This is a continuation from the last post. This time I implemented translation + horizontal flipping. The translation works by cropping the 32×32 image into smaller 24×24 sub-images (9 to be exact) to expand the training set and avoid over fitting.
This is the network I used
- Layer 1 – 5×5 Rectified Linear Unit, 64 output maps
- Layer 2 – 2×2 Max-pool
- Layer 3 – 5×5 Rectified Linear Unit, 64 output maps
- Layer 4 – 2×2 Max-pool
- Layer 5 – 3×3 Rectified Linear Unit, 64 output maps
- Layer 6 – Fully connected Rectified Linear Unit, 64 output neurons
- Layer 7 – Fully connected linear units, 10 output neurons
- Layer 8 – Softmax
Below is the validation error during training. I’ve changed the way the training data is loaded to save memory. Each dataset is loaded and trained one at a time, instead of loading it all into memory.
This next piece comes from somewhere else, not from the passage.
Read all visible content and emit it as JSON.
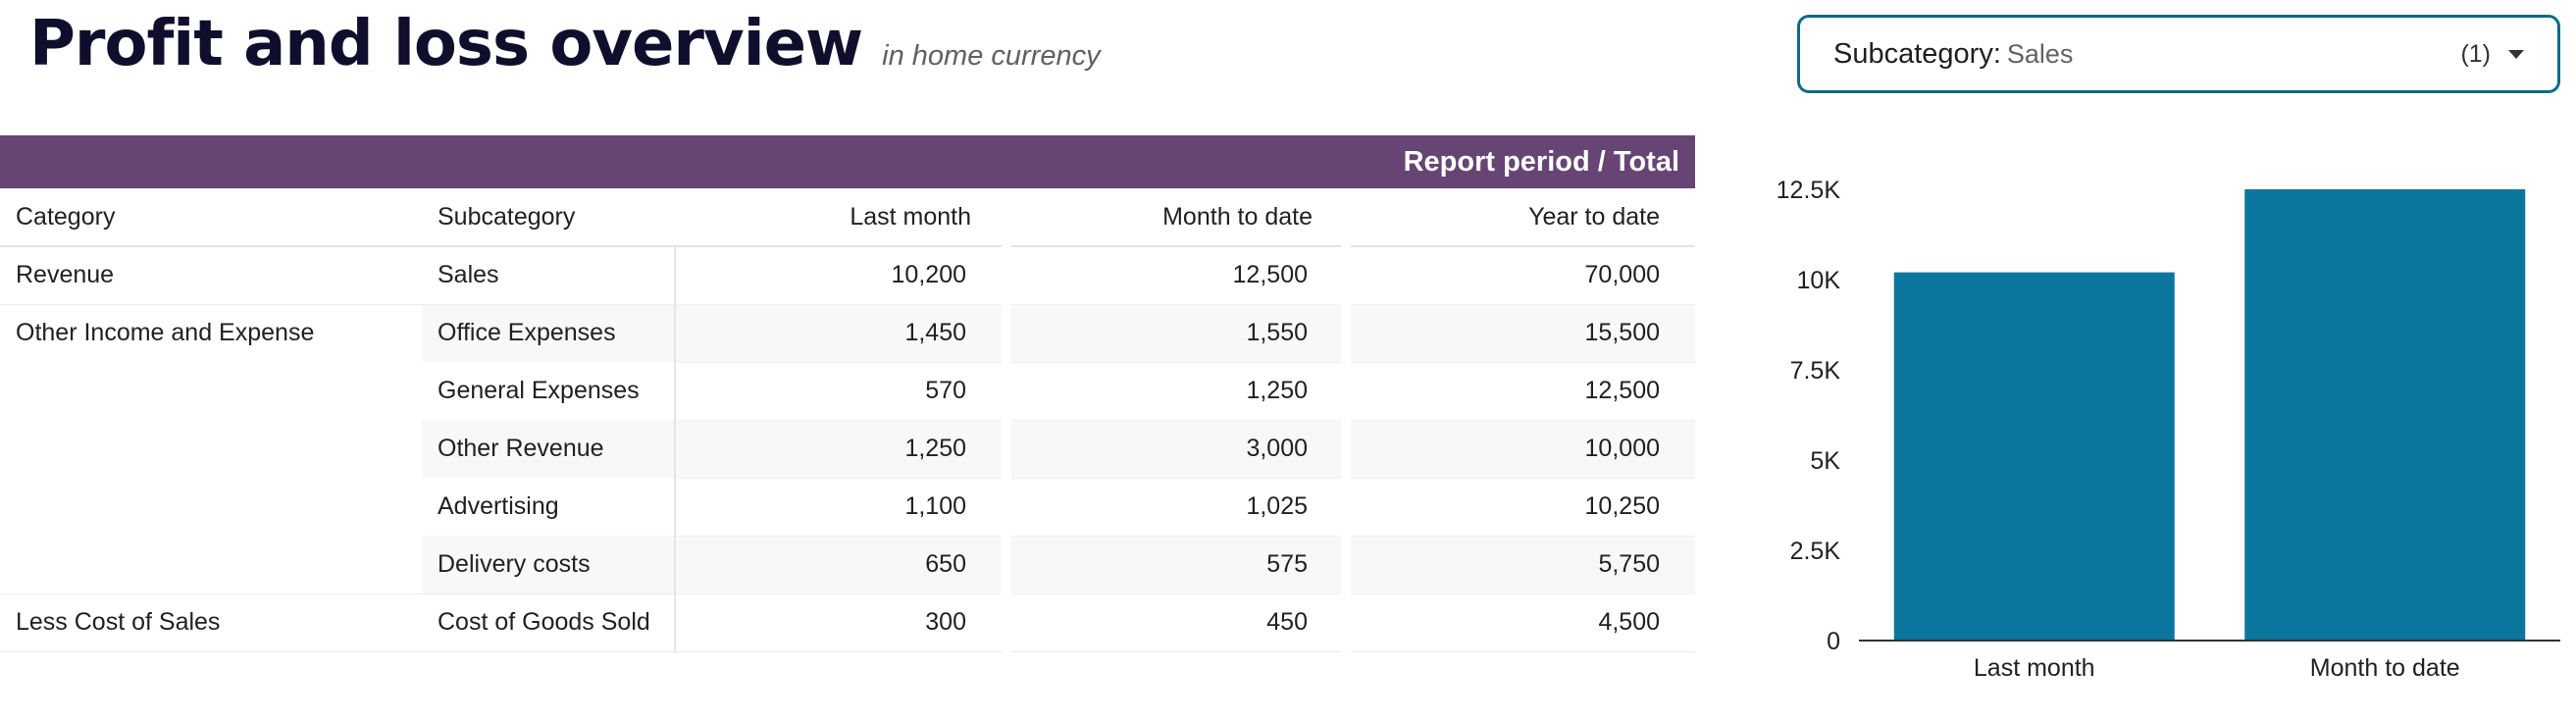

After a dataset is trained I output the validation error to file. Since I use 4 datasets for training each data point on the graph represents 1/4 of an epoch (one pass through all the training data).
I used an initial learning rate of 0.01, then changed to 0.001 at x=26 then finally 0.0001 at x=30. The other training parameters are
- momentum = 0.9
- mini batch size = 64
- all the data centred (mean subtracted) prior to training
- all weights initialised using a Gaussian of u=0 and stdev=0.1 (for some reason it doesn’t work with 0.01 like most people do)
The final results are:
- training error ~ 17.3%
- validation error ~ 18.5%
- testing error ~ 20.1%
My last testing error was 24.4% so there is some slight improvement, though at the cost of much more computation. The classification code has been modified to better suit the 24×24 cropped sub-images. Rather than classify using only the centre sub-image all 9 sub-images are used. The softmax results from each sub-image is accumulated and the highest score picked. This works much better than using the centre image only. This is idea is borrowed from cuda-convnet.
Here are the features learnt for the first layer.
Using cropped sub-images and horizontal flipping the training set has expanded 18 times. The error gap between training error and validation error is now much smaller than before. This suggests I can gain improvements by using a neural network with a larger modeling capacity. This is true for the network used by cuda-convnet to get < 13% training error. Their network is more complex than what I’m using to achieve those results. This seems to be a ‘thing’ with neural networks where to get that extra bit of oomph the complexity of the network can grow monstrously, which is rather off putting.
Based on results collected for the CIFAR-10 dataset by this blog post the current best is using something called a Multi-Column Deep Neural Network, which achieves an error of 11.21%. It uses 8 different convolution neural networks (dubbed ‘column’) and aggregate the results together (like a random forest?). Each column receives the original RGB images plus some pre-processed variations. The individual neural network column themselves are fairly big beasts consisting of 10 layers.
I think there should be a new metric (or maybe there already is) along the lines of “best bangs for bucks”, where the state of the art algorithms are ranked based on something like [accuracy]/[number of model parameters], which is of particular interest in resource limited applications.
To compile and run this code you’ll need
- OpenCV 2.x
- CUDA SDK
- C++ compiler that supports the newer C++11 stuff, like GCC
Instructions are in the README.txt file.